Has the political meeting, an almost sacred rite of political life, lived? The chorus makes smile an environmentalist, experienced in the exercise: “I have heard for fifteen years that we must renew this form of meeting that would be has been. But in the end, everyone does! ” The fact remains that at a time of marked mistrust of the political class, this type of exercise is wearing out. In 1974, between the two towers, between 80,000 and 100,000 supporters flocked to listen to Valéry Giscard d’Estaing. In Toulouse, the day before the first round of the 1981 election, 35,000 socialist activists applauded François Mitterrand. In 2012, François Hollande and Nicolas Sarkozy clashed with meetings interposed one week before the first round. The first in Vincennes, in the open air, festive atmosphere and zouk music by Jacob Desvarieux on the program; the second at the Concorde, in a sober and solemn style. The two camps then claimed more than 100,000 participants.

Which political party is today capable of attracting tens of thousands of groupies for an afternoon or an evening, which is moreover in the midst of a health crisis? In Perpignan, on December 12, Anne Hidalgo, whose presidential candidacy is stuck in the polls, brought together barely more than a thousand socialist activists. On the 5th, at La Défense, Jean-Luc Mélenchon was applauded by nearly 5,000 fans. Certainly, the ranks will grow as the election dates draw closer. And anyway, defend our old green trucker, “The meeting is not made to convince, but to galvanize the people present and show them that they are not alone”.

2022, a reduced-format campaign

But at the time of the epidemic, how to reinvent yourself? In the country stables, there are many who plead caution and responsibility above all. In Laon, at the beginning of December, the environmental candidate Yannick Jadot brought together barely 400 activists. On December 11, Valérie Pécresse launched her campaign in a reduced format, at the Mutualité: a very small thousand people, especially executives of her party. “The presidential majority will impose itself to respect the gauges fixed in all its events”, promised for his part the boss of the National Assembly, Richard Ferrand. In 2017, the Macron candidate was particularly fond of packed rooms, from the Mutuality to the Porte de Versailles.

For their part, the National Rally and the rebels have announced that they will not apply the gauges in their next meetings. “The question does not arise”, thus evacuated the spokesperson for RN Sébastien Chenu, this Wednesday, on Europe 1, recalling that the Constitution allowed, “until proven otherwise” the holding of political meetings. “It would be problematic to set up a gauge”, abounded the rebellious deputy Éric Coquerel, on RMC, denouncing in passing the “Liberticidal measures” government, while Jean-Luc Mélenchon will gather his support on January 16, in Nantes.

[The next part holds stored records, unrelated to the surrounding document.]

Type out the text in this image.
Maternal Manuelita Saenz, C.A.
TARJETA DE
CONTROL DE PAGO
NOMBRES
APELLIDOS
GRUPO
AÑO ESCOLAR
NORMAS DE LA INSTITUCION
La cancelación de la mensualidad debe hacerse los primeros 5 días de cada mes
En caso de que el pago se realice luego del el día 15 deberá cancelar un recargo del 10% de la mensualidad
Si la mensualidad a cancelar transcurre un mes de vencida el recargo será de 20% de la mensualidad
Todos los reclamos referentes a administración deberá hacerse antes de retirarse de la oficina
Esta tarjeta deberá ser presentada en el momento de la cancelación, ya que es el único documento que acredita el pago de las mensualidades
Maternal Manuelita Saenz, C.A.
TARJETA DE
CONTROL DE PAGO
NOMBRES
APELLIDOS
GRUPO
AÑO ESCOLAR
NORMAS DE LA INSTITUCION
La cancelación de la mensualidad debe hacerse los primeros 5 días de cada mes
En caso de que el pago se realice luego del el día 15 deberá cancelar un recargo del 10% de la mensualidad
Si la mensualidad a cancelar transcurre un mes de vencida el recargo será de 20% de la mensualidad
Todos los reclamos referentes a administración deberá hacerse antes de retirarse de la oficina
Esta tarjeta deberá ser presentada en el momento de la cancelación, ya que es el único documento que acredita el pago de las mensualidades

The exercise remains a must. The proof for Eric Zemmour: after a pre-campaign tour of France in bookstores or on social networks, the far-right candidate gathered more than 10,000 people in Villepinte on December 5. “It’s a show of power, unrolls the already mentioned eco. The images remain, more than the speeches. We also show the hesitant that this is where it happens ”.

Marine Le Pen, still standing despite the blows of Zemmour but competing with Pécresse, will thus try to accelerate his campaign during a first “big” meeting in Reims, on January 15. For the rest, his team praises the European campaign in 2019, in “The France of sub-prefectures”. Smaller gauges therefore. “We reach people who are not used to seeing political figures, defends Philippe Ballard, spokesperson for the National Rally. In Vesoul, it was a festival, a day of selfies for Marine “. Fans, again.